Las resonancias universales del techo del mundo llegaron también a Estados Unidos, donde Franklin Delano Roosevelt bautizó la residencia de vacaciones presidencial, en Maryland, como Shangri-La. No sería rebautizada como Camp David hasta la época de Eisenhower. Antes, cuando le preguntaron a Roosevelt de dónde salían los bombarderos que convertían en cenizas las ciudades japonesas se salió por la tangente diciendo que “de Shangri-La”. En una muestra de humor peculiar, al término de la guerra, uno de los nuevos portaviones fue botado con el nombre de Shangri-La.
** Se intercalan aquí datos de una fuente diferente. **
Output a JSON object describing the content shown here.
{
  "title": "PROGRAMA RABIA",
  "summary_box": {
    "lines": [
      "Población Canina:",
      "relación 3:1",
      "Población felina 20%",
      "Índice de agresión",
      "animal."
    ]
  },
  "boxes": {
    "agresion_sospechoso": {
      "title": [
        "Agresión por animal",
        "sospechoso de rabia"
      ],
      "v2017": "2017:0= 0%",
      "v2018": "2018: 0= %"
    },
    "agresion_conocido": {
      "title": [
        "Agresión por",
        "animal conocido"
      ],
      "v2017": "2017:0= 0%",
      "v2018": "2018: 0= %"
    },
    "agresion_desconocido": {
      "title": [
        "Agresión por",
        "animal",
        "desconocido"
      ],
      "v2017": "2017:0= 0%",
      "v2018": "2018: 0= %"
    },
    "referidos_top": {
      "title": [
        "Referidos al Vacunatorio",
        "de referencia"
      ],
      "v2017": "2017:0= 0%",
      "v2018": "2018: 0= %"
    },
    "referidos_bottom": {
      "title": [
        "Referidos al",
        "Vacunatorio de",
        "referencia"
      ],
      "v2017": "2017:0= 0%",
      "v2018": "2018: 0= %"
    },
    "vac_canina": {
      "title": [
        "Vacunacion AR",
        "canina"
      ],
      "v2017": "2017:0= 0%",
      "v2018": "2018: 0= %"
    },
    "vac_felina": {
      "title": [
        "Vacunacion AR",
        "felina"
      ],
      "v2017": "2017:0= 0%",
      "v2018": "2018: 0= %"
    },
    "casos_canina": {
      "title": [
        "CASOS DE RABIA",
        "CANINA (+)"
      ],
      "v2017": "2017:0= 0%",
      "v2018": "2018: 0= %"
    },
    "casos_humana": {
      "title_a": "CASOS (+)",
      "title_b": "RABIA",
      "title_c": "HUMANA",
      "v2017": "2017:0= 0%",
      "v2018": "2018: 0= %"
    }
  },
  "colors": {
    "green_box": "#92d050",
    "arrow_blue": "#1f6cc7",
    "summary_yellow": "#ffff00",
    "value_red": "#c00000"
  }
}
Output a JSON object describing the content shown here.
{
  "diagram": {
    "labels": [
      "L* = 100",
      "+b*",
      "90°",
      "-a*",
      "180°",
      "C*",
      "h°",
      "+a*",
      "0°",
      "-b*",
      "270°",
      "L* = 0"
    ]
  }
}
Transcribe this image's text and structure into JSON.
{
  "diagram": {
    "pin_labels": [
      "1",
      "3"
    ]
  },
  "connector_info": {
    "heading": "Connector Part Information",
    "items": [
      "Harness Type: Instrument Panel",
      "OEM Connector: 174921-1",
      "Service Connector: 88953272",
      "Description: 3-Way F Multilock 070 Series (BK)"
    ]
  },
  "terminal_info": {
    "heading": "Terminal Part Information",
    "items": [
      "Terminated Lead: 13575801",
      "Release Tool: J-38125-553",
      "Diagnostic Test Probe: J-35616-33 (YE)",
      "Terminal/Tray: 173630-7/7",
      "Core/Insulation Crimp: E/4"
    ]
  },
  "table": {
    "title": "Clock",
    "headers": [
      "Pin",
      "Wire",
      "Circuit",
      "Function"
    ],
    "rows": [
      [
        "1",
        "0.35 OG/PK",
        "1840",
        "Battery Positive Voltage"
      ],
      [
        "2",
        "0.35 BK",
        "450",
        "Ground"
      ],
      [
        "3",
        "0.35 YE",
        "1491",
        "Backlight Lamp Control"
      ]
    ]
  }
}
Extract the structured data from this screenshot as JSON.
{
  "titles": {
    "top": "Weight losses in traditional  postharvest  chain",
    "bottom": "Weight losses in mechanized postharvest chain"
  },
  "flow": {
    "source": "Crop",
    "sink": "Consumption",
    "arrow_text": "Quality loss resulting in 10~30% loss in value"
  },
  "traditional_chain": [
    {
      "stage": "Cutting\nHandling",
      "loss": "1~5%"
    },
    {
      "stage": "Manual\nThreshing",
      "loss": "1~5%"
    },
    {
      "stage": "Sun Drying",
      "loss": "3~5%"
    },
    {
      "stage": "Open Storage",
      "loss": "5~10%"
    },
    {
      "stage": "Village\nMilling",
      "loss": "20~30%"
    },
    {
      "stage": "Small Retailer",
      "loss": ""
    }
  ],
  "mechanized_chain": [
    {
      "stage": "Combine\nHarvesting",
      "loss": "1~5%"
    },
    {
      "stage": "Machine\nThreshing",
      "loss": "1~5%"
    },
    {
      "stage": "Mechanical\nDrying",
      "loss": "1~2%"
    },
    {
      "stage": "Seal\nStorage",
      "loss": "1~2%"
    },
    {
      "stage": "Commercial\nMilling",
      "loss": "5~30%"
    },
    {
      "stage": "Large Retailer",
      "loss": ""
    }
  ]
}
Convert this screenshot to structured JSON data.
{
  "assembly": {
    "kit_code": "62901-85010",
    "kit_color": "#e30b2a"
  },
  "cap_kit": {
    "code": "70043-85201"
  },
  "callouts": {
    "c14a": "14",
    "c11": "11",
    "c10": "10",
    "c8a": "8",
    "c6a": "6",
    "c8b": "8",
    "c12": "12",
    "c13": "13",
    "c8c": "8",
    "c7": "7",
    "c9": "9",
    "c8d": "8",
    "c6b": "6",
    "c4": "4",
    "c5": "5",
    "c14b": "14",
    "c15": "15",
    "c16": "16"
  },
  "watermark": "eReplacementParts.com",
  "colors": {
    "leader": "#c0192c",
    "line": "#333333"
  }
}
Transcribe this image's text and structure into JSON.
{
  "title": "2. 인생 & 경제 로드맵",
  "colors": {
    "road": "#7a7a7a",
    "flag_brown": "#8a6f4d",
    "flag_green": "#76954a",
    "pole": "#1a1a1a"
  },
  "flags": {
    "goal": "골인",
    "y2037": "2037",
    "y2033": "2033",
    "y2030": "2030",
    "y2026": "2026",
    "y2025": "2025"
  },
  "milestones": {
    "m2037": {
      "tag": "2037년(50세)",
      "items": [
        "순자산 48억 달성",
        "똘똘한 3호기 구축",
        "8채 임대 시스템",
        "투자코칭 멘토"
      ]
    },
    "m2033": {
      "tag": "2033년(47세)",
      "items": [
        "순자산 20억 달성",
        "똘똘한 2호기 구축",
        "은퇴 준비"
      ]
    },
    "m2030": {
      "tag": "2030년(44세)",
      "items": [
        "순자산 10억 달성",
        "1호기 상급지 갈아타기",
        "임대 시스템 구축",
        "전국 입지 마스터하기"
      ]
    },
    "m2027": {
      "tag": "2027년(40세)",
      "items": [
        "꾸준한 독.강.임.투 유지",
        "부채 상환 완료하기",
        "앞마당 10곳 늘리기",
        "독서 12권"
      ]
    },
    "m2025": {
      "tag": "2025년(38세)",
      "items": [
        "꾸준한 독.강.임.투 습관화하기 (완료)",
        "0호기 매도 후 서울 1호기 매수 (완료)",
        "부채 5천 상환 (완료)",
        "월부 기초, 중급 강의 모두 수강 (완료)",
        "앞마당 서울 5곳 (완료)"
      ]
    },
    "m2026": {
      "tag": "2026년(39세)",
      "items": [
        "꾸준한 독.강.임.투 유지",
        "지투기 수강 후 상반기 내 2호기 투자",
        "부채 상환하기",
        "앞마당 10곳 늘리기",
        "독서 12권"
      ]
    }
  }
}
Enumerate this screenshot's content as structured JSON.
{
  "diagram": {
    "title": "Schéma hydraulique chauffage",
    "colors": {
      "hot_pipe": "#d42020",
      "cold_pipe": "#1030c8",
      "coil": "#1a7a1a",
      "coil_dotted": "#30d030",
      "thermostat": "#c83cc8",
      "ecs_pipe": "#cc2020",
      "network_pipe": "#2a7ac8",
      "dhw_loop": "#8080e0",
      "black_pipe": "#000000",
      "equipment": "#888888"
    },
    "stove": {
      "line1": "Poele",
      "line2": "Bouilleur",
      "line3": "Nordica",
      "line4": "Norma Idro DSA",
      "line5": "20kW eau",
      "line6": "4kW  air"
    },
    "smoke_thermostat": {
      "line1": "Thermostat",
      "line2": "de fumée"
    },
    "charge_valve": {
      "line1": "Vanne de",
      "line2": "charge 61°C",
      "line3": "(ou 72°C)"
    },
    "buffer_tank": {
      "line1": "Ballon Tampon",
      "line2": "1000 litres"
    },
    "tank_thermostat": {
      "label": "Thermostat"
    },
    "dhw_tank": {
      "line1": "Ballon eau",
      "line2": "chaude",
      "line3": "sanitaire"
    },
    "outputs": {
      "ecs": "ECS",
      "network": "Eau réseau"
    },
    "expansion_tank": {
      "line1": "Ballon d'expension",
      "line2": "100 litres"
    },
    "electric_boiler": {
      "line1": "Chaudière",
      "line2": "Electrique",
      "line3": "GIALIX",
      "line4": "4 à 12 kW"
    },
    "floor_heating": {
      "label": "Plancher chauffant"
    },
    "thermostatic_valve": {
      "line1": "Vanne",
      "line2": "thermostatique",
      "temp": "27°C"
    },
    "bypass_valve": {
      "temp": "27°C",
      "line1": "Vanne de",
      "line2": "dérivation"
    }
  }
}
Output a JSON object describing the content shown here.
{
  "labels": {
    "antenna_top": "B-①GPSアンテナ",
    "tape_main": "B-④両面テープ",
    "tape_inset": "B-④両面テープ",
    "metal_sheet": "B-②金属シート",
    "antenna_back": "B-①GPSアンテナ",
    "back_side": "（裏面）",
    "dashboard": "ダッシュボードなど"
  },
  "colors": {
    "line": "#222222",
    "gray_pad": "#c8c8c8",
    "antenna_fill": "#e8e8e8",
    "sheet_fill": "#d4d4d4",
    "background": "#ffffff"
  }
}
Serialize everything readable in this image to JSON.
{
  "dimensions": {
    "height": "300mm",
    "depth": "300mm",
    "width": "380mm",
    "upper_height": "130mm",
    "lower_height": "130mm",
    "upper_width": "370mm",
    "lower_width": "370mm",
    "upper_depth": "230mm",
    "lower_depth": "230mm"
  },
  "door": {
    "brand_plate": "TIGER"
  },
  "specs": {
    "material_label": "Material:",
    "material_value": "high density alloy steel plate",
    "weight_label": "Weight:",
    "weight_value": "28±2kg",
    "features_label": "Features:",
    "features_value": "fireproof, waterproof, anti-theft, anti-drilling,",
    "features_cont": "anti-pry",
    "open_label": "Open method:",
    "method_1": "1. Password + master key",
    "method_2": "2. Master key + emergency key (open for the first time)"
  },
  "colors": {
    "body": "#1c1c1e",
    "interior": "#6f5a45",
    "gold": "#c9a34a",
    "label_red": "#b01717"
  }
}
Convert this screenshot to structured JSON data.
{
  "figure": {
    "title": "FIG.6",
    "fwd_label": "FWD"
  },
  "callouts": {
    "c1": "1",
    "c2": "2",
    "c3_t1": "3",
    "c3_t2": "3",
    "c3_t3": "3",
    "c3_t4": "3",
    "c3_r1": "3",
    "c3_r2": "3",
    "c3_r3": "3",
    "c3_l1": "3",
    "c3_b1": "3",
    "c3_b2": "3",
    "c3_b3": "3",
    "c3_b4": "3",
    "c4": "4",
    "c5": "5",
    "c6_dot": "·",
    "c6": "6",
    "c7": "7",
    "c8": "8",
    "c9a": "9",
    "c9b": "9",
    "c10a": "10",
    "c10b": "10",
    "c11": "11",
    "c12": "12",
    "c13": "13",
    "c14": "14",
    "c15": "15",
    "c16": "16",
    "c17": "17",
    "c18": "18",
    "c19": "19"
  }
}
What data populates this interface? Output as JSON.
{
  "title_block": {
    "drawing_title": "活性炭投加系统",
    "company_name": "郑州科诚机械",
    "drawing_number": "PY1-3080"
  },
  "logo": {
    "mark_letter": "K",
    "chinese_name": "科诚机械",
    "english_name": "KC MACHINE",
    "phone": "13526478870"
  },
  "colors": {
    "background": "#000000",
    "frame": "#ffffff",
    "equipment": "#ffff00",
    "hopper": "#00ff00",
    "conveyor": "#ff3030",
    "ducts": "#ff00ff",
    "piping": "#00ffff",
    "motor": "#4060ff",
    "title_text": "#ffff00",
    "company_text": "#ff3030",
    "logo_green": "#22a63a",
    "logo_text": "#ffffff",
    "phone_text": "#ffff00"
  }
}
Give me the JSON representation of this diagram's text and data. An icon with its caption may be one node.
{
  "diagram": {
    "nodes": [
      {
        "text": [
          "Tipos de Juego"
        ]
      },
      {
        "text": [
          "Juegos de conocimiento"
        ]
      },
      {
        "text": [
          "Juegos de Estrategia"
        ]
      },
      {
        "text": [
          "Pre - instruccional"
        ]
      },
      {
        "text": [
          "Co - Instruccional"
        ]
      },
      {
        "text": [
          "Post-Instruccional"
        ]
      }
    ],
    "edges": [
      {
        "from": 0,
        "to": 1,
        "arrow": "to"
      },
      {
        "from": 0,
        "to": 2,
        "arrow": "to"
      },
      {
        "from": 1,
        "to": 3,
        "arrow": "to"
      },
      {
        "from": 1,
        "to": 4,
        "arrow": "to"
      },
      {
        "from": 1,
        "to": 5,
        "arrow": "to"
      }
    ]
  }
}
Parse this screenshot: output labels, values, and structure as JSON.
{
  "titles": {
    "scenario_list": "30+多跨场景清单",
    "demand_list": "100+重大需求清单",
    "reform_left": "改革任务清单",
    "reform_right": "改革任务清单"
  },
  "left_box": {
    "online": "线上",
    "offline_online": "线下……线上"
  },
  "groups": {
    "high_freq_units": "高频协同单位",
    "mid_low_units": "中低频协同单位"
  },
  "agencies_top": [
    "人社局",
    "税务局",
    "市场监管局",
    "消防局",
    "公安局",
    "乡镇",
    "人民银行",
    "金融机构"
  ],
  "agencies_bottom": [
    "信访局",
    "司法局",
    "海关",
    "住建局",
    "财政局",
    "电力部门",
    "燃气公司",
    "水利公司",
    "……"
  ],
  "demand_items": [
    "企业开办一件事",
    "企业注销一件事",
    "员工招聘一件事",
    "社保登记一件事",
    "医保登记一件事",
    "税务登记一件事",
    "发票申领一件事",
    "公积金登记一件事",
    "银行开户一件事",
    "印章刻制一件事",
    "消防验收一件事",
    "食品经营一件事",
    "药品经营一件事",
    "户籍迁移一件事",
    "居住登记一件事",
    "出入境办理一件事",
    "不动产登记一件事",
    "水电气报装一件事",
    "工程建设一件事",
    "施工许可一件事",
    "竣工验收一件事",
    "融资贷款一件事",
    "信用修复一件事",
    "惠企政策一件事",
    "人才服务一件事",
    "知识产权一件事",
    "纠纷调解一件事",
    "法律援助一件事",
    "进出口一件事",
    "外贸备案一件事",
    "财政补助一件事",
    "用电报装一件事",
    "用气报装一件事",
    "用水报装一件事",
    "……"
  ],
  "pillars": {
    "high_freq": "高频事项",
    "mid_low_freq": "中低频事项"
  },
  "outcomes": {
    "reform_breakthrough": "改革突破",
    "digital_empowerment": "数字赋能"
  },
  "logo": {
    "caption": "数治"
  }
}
En la misma época, Orson Welles llamaba Xanadú a la mansión del Ciudadano Kane. Tanto él como su presidente no hacían más que apuntarse a un mito ya reproducido mecánicamente. En 1933, el presidente F.D. Roosevelt y el vi­cepresidente Henry A. Wallace volvieron a enviar al Tíbet a Ni­kolái Roerich –que ya tenía un pie en Nueva York–. Pocos años antes, Roerich había convencido a Wallace y a otros mandatarios del continente americano para que firmaran el Pacto Roerich de protección de patrimonio cultural en caso de guerra. Su nueva misión, sobre el papel, era encontrar plantas resistentes a la sequía. Sin embargo, Roerich parecía más interesado en resucitar el mito de Shambhala, por lo que, tras un intenso intercambio de cartas, el vicepresidente Wallace –que le llamaba “querido gurú”, para deleite, años más tarde, de sus detractores políticos– se volvió en su contra. Aunque para entonces los billetes de dólar ya habían adoptado el lema “Novus ordo seculorum”. Nueva era.